Yorkshire Pudding or Popovers?

Have you ever tried Popovers? Some of you might know this pastry as Yorkshire pudding. It is an old traditional British dish, made of flour, eggs, and milk. In the past it was served as a first course to help 'fill the stomach' so that those eating would eat less of the beef. A page from Traditional Food in Yorkshire by Peter Brears. (Totnes: Prospect Books 2014)

Yorkshire Pudding was cooked under a meat dish so that the drippings could give it flavor. It is not known when the first Yorkshire pudding was first created but an early account of the recipe is found in Hannah Glass's 1747 recipe book, The Art of Cookery Made Plain and Easy.

Popovers are an American variation on the British Yorkshire Pudding. It is an eggy, buttery pastry that is filled with air. Though popovers are still served here with beef and gravy, they are also served for breakfast with jam.
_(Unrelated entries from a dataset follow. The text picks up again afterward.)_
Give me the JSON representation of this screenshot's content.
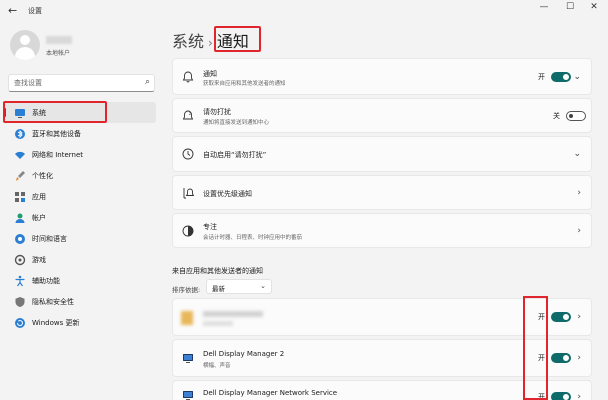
{
  "window": {
    "back_icon": "back-arrow-icon",
    "title": "设置",
    "controls": [
      "minimize-icon",
      "maximize-icon",
      "close-icon"
    ]
  },
  "user": {
    "account_type": "本地帐户"
  },
  "search": {
    "placeholder": "查找设置"
  },
  "sidebar": {
    "items": [
      {
        "label": "系统",
        "icon": "system-icon",
        "active": true
      },
      {
        "label": "蓝牙和其他设备",
        "icon": "bluetooth-icon"
      },
      {
        "label": "网络和 Internet",
        "icon": "wifi-icon"
      },
      {
        "label": "个性化",
        "icon": "brush-icon"
      },
      {
        "label": "应用",
        "icon": "apps-icon"
      },
      {
        "label": "帐户",
        "icon": "account-icon"
      },
      {
        "label": "时间和语言",
        "icon": "globe-icon"
      },
      {
        "label": "游戏",
        "icon": "gaming-icon"
      },
      {
        "label": "辅助功能",
        "icon": "accessibility-icon"
      },
      {
        "label": "隐私和安全性",
        "icon": "shield-icon"
      },
      {
        "label": "Windows 更新",
        "icon": "update-icon"
      }
    ]
  },
  "breadcrumb": {
    "parent": "系统",
    "separator": "›",
    "current": "通知"
  },
  "settings": {
    "notifications": {
      "title": "通知",
      "subtitle": "获取来自应用和其他发送者的通知",
      "state": "开",
      "on": true,
      "icon": "bell-icon"
    },
    "dnd": {
      "title": "请勿打扰",
      "subtitle": "通知将直接发送到通知中心",
      "state": "关",
      "on": false,
      "icon": "bell-snooze-icon"
    },
    "auto_dnd": {
      "title": "自动启用“请勿打扰”",
      "icon": "clock-icon"
    },
    "priority": {
      "title": "设置优先级通知",
      "icon": "priority-bell-icon"
    },
    "focus": {
      "title": "专注",
      "subtitle": "会话计时器、日程表、时钟应用中的番茄",
      "icon": "focus-icon"
    }
  },
  "senders": {
    "section_title": "来自应用和其他发送者的通知",
    "sort_label": "排序依据:",
    "sort_value": "最新",
    "items": [
      {
        "name": "",
        "detail": "",
        "state": "开",
        "on": true
      },
      {
        "name": "Dell Display Manager 2",
        "detail": "横幅、声音",
        "state": "开",
        "on": true,
        "icon": "display-app-icon"
      },
      {
        "name": "Dell Display Manager Network Service",
        "detail": "",
        "state": "开",
        "on": true,
        "icon": "display-app-icon"
      }
    ]
  },
  "colors": {
    "accent": "#0067c0",
    "toggle_on": "#0f6a6a",
    "annotation_red": "#e0262c"
  }
}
Growing up in the Southwest, I had never heard of popovers until I was newly married and visiting my In-laws in New England. At a Sunday lunch I experienced the rich, yet light and airy, deliciousness of popovers drizzled in prime rib fat. My mother-in-law scooped out the drippings and drizzled them over the tin before heating the pan and filling it with batter and while you can do this, I prefer to coat it in butter. The method of heating the pan until it is 'hissing hot' before the batter is put in allows the batter to steam internally which causes it to rise and puff up. If your pan is too cold you will not get this affect. But also do not heat it so long that you burn the butter.

Popovers have a poshness that make them a wonderful accompaniment to dress up any beef dinner. And though you can bake popovers in a muffin tin, authentic popovers are baked in special baking cups that are narrow and deep so that the pastry fills with air and rises tall. This gives them their wonderful texture and distinctive appearance. If you choose to bake popovers in a muffing tin you will get a lower the rise, which means the pastry will be denser, and the pastry will have less of a hollow center.


You will need:

butter, softened

1 cup whole milk

3 eggs

1/2 teaspoon of salt

1 cup flour

In a mixing bowl, mix together milk, eggs, and salt until mixture is foamy. Slowly add the flour. Mix until incorporated. Cover batter and let rest for 30 minutes. Resting improves the texture and height of the pastry. Heat oven to 450 f. Generously coat the inside of the popover cups with butter allowing about 1 teaspoon for each cup. When you are ready to bake, preheat the popover pan by placing it in the oven until it hisses. Watch it carefully, this should only take a few minutes. Carefully remove the hot pan from the oven and pour the batter into the cups. Return the pan to the oven and bake for 15 minutes. Then reduce the temperature to 350f and bake for 10 more minutes. Serve immediately.